I notice that i can easily trust people. I can easily click to anyone that i can share stories or experiences with me. Is this my weakness or my strength? I am not sure but it will depends on the situation. But still, at some point i feel this is my weakness. In this tough and rough world, there are various types of people around me, i met each and every day of my life. In my working life, my personal daily life. When i feel there is a strong chemistry between me and the person that i met, i can easily become her or his friends. That is me! If the other person is having sincere intention to become my friend then, i may say that i am lucky enough. However, if that person have hidden agenda such as wanted to make use of me or pretender a.k.a hypocrite then i am into trouble. I used to be stabbed at my back. Twice or thrice or quite a few times. Until my friends told me, i am too naive.
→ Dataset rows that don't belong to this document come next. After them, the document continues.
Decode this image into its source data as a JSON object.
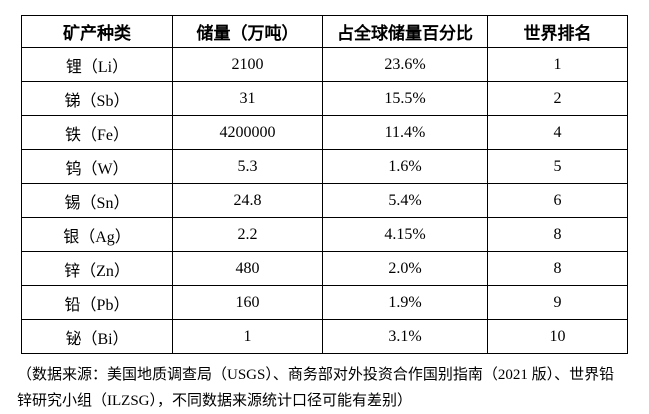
{
  "table": {
    "headers": [
      "矿产种类",
      "储量（万吨）",
      "占全球储量百分比",
      "世界排名"
    ],
    "rows": [
      [
        "锂（Li）",
        "2100",
        "23.6%",
        "1"
      ],
      [
        "锑（Sb）",
        "31",
        "15.5%",
        "2"
      ],
      [
        "铁（Fe）",
        "4200000",
        "11.4%",
        "4"
      ],
      [
        "钨（W）",
        "5.3",
        "1.6%",
        "5"
      ],
      [
        "锡（Sn）",
        "24.8",
        "5.4%",
        "6"
      ],
      [
        "银（Ag）",
        "2.2",
        "4.15%",
        "8"
      ],
      [
        "锌（Zn）",
        "480",
        "2.0%",
        "8"
      ],
      [
        "铅（Pb）",
        "160",
        "1.9%",
        "9"
      ],
      [
        "铋（Bi）",
        "1",
        "3.1%",
        "10"
      ]
    ]
  },
  "footer": {
    "line1": "（数据来源：美国地质调查局（USGS）、商务部对外投资合作国别指南（2021 版）、世界铅",
    "line2": "锌研究小组（ILZSG），不同数据来源统计口径可能有差别）"
  },
  "colors": {
    "background": "#ffffff",
    "border": "#000000",
    "text": "#000000"
  }
}
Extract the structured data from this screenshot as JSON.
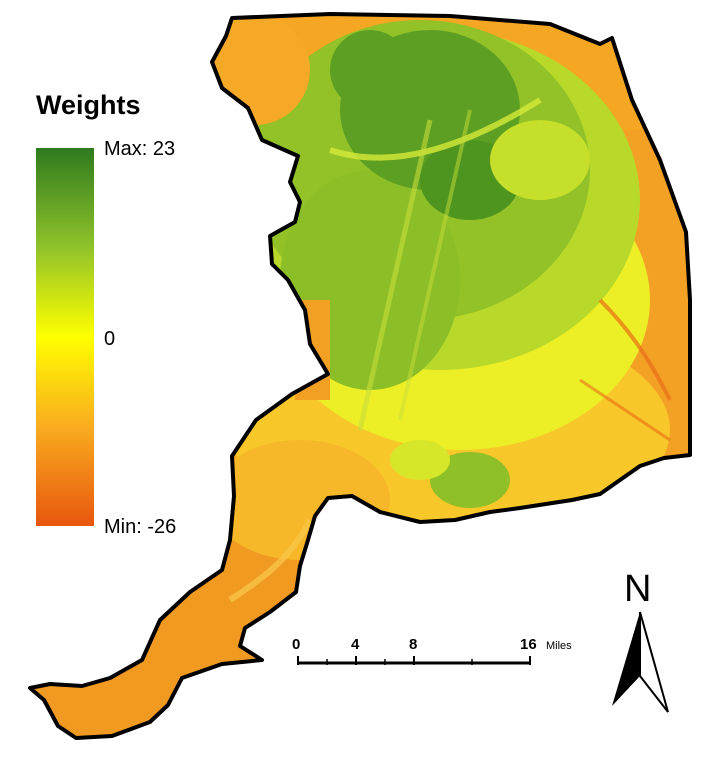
{
  "legend": {
    "title": "Weights",
    "max_label": "Max: 23",
    "mid_label": "0",
    "min_label": "Min: -26",
    "colors": {
      "max": "#2e7a1e",
      "mid_green": "#9cc82a",
      "mid": "#ffff00",
      "low_orange": "#f7a41e",
      "min": "#e8560e"
    }
  },
  "scale_bar": {
    "ticks": [
      "0",
      "4",
      "8",
      "16"
    ],
    "unit": "Miles"
  },
  "north_arrow": {
    "letter": "N",
    "icon": "north-arrow-icon"
  }
}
Once, my bestfriend's mother gave me an advice. She told me not to trust 100% of my bestfriends (she is referring to all of my bestfriends that i have around me). She remind me, please keep 30% of my secret for myself. Don't share everything with my bestfriends because i will never know when the person that i called bestfriend will someday become my enemy. She or he will use my secret back on me. Hmmm... that is really quite an advice from my friend's mum. I must say thanks for her valuable advice.
Alright, actually there is a reason why suddenly i wrote this thing today. Something happen but yet i can not share it here. I still wanted to keep it for myself and for that person. So, till then!